The market will have to determine that. And on March 26, when ComicConnect.com, the premier online auction site for vintage comic books, opens bidding on the historical document, we’ll find out. The auction closes on April 16.
Now, comic book fans have a chance to bid on what Stephen Fishler and Vincent Zurzolo, co-owners of ComicConnect.com, consider a highly valuable historical document.
“That $130 check essentially created a billion dollar industry,” says Zurzolo. “Without this check being written out by DC Comics, there would be no Superman, and thereby no Batman, Wonder Woman, Spider-Man, X-Men, or any of the other characters that came into existence after the concept of the superhero was born with Superman.”
With the controversy surrounding the business deal and the unique nature of the document, Fishler expects the check to generate a great deal of interest among collectors.
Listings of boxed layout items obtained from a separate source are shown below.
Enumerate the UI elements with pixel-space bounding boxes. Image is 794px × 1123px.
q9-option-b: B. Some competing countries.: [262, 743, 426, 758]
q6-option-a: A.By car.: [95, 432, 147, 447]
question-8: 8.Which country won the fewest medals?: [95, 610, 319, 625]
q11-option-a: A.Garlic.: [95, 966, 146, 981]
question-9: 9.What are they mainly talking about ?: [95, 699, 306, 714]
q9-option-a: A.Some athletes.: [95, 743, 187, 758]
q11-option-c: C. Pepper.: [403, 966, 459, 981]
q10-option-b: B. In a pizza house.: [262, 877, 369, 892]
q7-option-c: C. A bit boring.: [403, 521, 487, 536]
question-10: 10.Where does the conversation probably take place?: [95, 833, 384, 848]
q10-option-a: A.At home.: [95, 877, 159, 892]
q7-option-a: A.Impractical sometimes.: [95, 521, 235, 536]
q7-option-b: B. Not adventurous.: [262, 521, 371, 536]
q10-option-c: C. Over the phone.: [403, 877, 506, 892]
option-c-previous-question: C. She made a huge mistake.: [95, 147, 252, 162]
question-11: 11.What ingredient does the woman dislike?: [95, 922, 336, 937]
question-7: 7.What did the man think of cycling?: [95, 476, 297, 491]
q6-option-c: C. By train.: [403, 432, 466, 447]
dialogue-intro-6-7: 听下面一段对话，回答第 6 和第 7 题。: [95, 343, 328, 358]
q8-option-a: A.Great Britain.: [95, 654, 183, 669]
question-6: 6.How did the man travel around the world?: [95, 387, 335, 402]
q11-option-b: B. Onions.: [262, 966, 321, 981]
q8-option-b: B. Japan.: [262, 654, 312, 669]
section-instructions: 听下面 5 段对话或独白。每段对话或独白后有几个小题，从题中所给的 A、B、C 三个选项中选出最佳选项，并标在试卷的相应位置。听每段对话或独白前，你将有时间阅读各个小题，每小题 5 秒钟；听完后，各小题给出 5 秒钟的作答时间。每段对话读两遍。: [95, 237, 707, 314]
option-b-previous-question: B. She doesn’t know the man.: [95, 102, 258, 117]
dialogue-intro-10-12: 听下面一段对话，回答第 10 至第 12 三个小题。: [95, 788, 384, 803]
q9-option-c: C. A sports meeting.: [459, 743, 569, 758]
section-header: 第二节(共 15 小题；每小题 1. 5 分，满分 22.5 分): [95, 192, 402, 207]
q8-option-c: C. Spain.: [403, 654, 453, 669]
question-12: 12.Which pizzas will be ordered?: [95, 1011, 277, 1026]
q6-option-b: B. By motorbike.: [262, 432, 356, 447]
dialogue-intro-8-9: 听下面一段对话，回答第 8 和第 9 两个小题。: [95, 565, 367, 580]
“In the comic collecting world, we often fixate on a character’s or an artist’s first issue, or on a book’s condition,” he says. “This item is completely different and unique. It’s new and uncharted territory in terms of what it’s worth. The value must be considered in comparison to the most valuable contracts, checks and signatures known to exist in the collecting world. This check has become a symbol of a questionable deal on par with the sale of the island that became Manhattan or the New York Yankees trade for Babe Ruth from the cash-strapped Boston Red Sox.”
Legal battles for credit and compensation surrounding Superman continue between Siegel and Schuster’s heirs and Warner Bros., the parent company of DC Comics. Zurzolo says the continuing lawsuits all tie back to that 1938 check. “People will always debate the fairness of that 1938 deal. It was an incredibly historic business transaction and this check is the document that played the pivotal role.”
Bids for the Man of Steel’s iconic check should soar. A third party letter of authenticity verifying the check, signatures and provenance will be included in the sale.